Les comparaisons sont toujours boiteuses. Mais l'arrivée de Montasar Mechri à Montréal ne peut que rappeler celle de Lucian Bute, il y a maintenant dix ans. Bien sûr, le Roumain débarquait, à 23 ans, avec un bagage amateur autrement étoffé. Mais le Belge met les pieds au Québec âgé de cinq ans de moins.

«C'est sûr que c'est un avantage de commencer à travailler avec un jeune boxeur. Il va tout de suite prendre des plis qu'on aime. Il va se développer à notre façon, faire attention à son alimentation, adopter un style de vie, des valeurs, explique Larouche. Parce qu'à travers ça, on fait un enseignement.»

Le nouveau protégé va faire ses débuts professionnels le 26 octobre, à Chicoutimi. Il évolue dans la catégorie des super-mi-moyens (154 livres). À 5 pi 11 et des poussières, Larouche le voit toutefois monter chez les moyens (160 livres) à terme.

Un projet personnel

Stéphan Larouche envisage aussi de recruter le compatriote de Lucian Bute, Bogdan Dinu (9-0, 6 K.-O.). Ce poids lourd s'est battu au Centre Bell il y a un an. «Les négociations vont bien pour le faire venir ici», dit-il.

Deux autres espoirs québécois sont dans sa ligne de mire, dont l'amateur montréalais Yves Ulysse.
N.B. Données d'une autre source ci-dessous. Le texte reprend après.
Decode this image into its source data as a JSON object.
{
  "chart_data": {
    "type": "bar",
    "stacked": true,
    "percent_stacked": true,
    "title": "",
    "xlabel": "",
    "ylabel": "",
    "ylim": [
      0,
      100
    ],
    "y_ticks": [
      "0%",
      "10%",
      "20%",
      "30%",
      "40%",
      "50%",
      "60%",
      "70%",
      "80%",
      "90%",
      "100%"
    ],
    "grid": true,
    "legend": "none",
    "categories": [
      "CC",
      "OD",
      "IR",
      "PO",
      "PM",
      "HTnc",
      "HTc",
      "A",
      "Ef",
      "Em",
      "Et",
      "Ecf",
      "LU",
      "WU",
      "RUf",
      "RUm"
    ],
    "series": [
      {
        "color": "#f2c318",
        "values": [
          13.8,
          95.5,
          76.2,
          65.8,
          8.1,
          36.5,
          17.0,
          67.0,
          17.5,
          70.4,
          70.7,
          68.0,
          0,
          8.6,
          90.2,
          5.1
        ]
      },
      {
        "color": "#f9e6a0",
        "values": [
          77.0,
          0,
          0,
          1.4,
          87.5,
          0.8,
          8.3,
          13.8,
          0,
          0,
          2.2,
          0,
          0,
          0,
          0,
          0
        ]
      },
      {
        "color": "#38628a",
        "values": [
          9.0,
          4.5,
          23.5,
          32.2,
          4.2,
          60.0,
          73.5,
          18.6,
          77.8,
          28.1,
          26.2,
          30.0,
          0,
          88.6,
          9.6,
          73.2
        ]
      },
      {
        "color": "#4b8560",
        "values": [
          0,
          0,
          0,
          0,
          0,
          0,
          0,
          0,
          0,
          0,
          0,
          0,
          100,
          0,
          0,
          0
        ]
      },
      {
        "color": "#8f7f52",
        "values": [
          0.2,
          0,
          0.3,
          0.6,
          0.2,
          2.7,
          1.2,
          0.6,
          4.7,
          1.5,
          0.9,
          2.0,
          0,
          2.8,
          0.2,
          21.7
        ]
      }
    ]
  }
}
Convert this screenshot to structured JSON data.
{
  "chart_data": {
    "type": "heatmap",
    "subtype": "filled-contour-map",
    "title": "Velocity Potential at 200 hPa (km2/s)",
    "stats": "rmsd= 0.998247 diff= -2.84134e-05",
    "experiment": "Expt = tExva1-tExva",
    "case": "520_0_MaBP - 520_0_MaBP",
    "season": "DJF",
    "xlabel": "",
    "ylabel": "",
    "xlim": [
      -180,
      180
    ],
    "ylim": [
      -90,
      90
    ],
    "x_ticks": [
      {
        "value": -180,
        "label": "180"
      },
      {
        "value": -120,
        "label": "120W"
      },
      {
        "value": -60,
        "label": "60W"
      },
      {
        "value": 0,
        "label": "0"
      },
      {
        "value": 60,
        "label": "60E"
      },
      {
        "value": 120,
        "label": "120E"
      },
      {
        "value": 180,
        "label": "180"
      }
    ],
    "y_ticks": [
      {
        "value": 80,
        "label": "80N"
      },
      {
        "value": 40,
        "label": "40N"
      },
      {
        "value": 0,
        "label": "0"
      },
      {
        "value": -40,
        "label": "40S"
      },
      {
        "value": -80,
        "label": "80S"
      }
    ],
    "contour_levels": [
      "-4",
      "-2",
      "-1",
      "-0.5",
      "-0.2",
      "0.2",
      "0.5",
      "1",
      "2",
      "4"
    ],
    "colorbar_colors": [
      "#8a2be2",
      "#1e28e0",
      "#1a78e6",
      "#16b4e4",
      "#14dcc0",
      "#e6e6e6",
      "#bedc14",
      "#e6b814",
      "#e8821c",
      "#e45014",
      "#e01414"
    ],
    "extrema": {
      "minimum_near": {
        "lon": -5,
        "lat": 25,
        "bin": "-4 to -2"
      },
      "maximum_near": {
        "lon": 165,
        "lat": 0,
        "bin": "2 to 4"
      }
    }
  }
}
Celui-ci est présentement au Kazakhstan pour les championnats du monde. Larouche préfère taire le nom de l'autre boxeur qu'il convoite, mais précise «qu'il a les mains les plus rapides au Québec».

InterBox n'est pas impliquée dans les nouveaux projets de Stéphan Larouche. Le groupe a délaissé le développement de boxeurs pour se concentrer sur l'organisation d'événements. Larouche croit néanmoins que ses protégés pourraient très bien se retrouver à l'affiche d'un événement d'InterBox un jour.

«Si on y met les efforts comme on les a déjà mis, avec toute l'expertise qu'on a acquise au fil des années avec des boxeurs comme Lucian, je pense qu'on a des chances d'atteindre les sommets», dit-il.